Dr. Cundiff’s passion for our AMA shines through at the AMA meetings, where he leads public health physicians’ voice on important resolutions that come to the House. He sees organized medicine as an important place where physicians come together to advocate for ourselves and our patients. He continues to actively mentor and uplift the voices of medical students and physicians as they bring their ideas to the house.

He has been an AMA member since 1990 and has provided House of Delegates testimony on behalf of the American Association of Public Health Physicians (AAPHP) since 1997. He is especially proud of work to reduce smoking, to declare gun violence a public health crisis, and to support the establishment of our AMA’s Center for Health Equity.

He has been an active member of AAPHP since the 1980s, and was honored to serve as AAPHP president from 2000–2002. He has also chaired AAPHP’s Tobacco Control Task Force, and currently serves as AAPHP’s AMA delegation leader from 2015 to the present, with 100% attendance at House proceedings.

In addition to his work at the AMA, he served for 12 years as a trustee of Thurston-Mason County Medical Society in Washington state, and as that society’s delegate to Washington State Medical Association (also with 100% attendance at WSMA HOD meetings).

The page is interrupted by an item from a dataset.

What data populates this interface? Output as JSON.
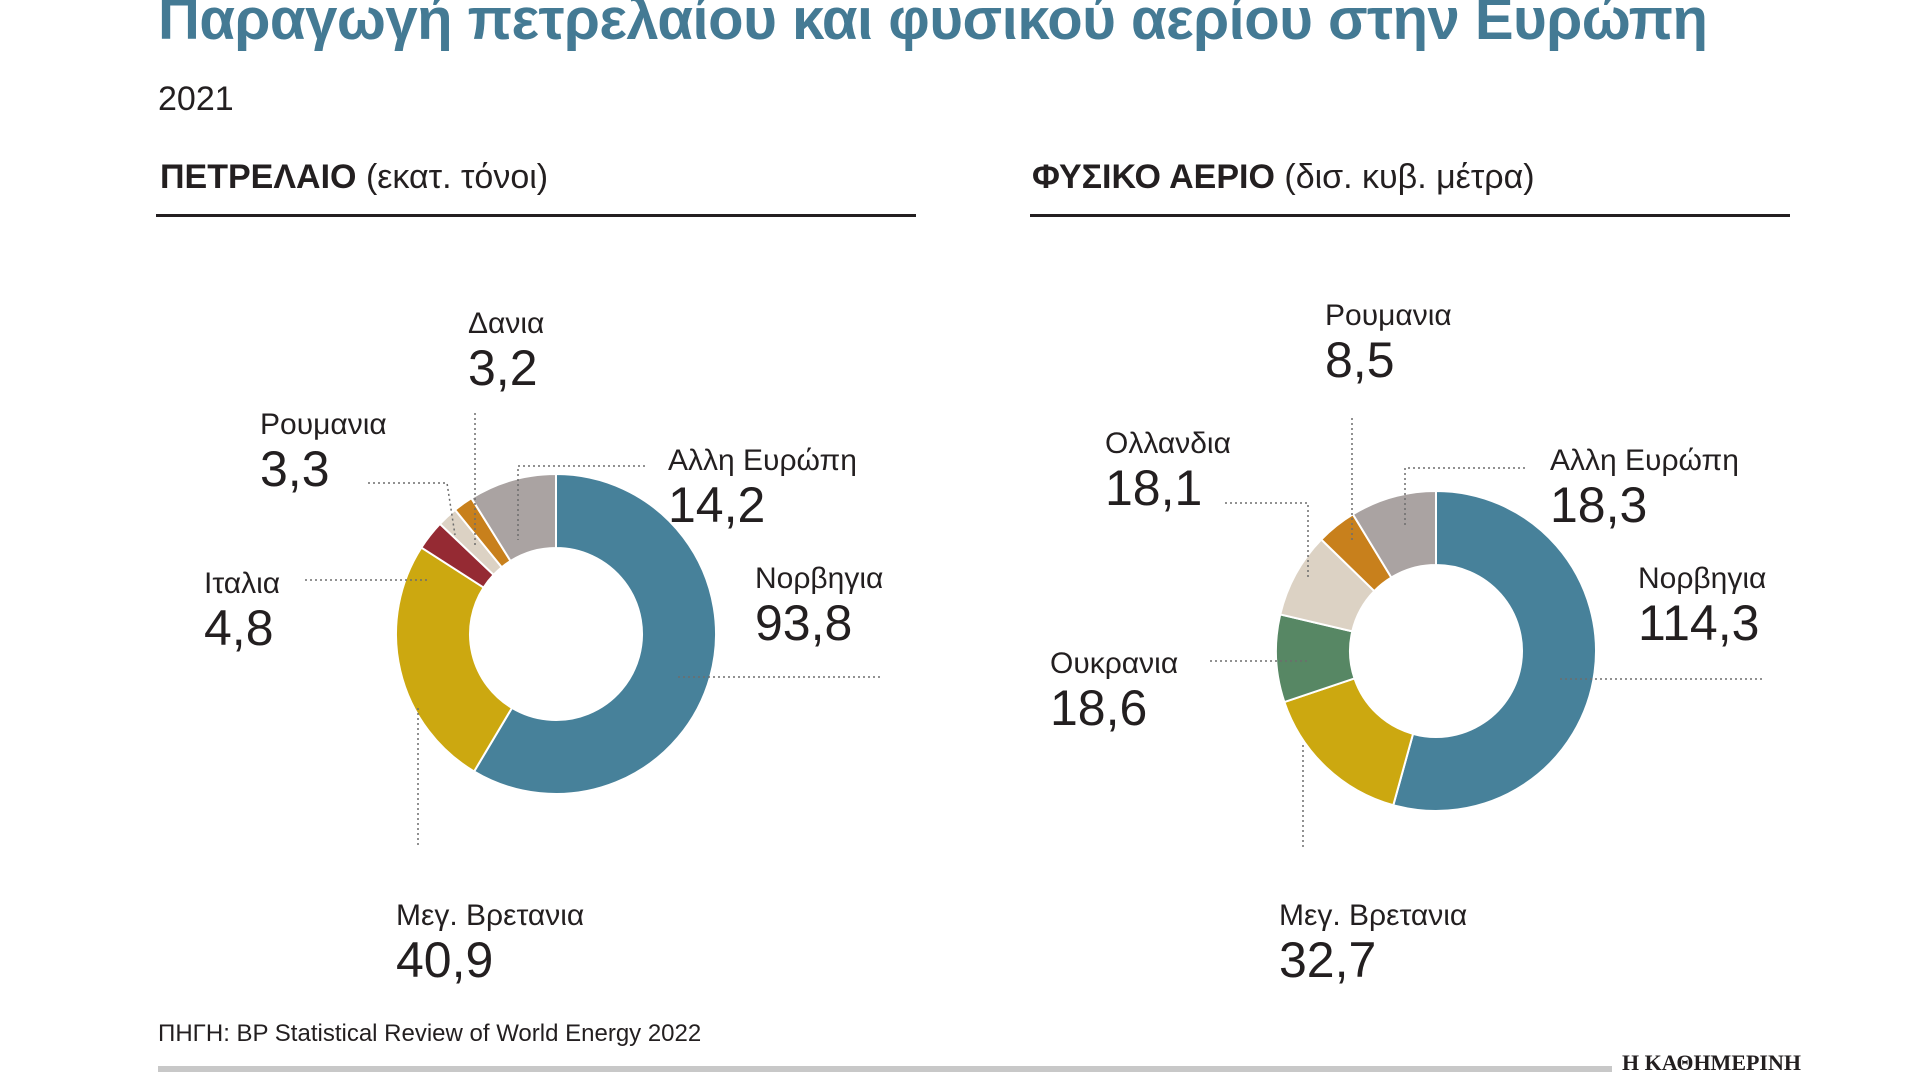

He is a member of several other related organizations, such as the American Association for Community Psychiatry, American College of Correctional Physicians, American Public Health Association, American Society of Addiction Medicine, and National Medical Association.

The American Association of Public Health Physicians (AAPHP) is proud to nominate Dave Cundiff, MD, MPH, FASAM, for our AMA Council on Science and Public Health. He is endorsed by the PacWest Conference, the Specialty and Service Society and the Section Council on Preventive Medicine.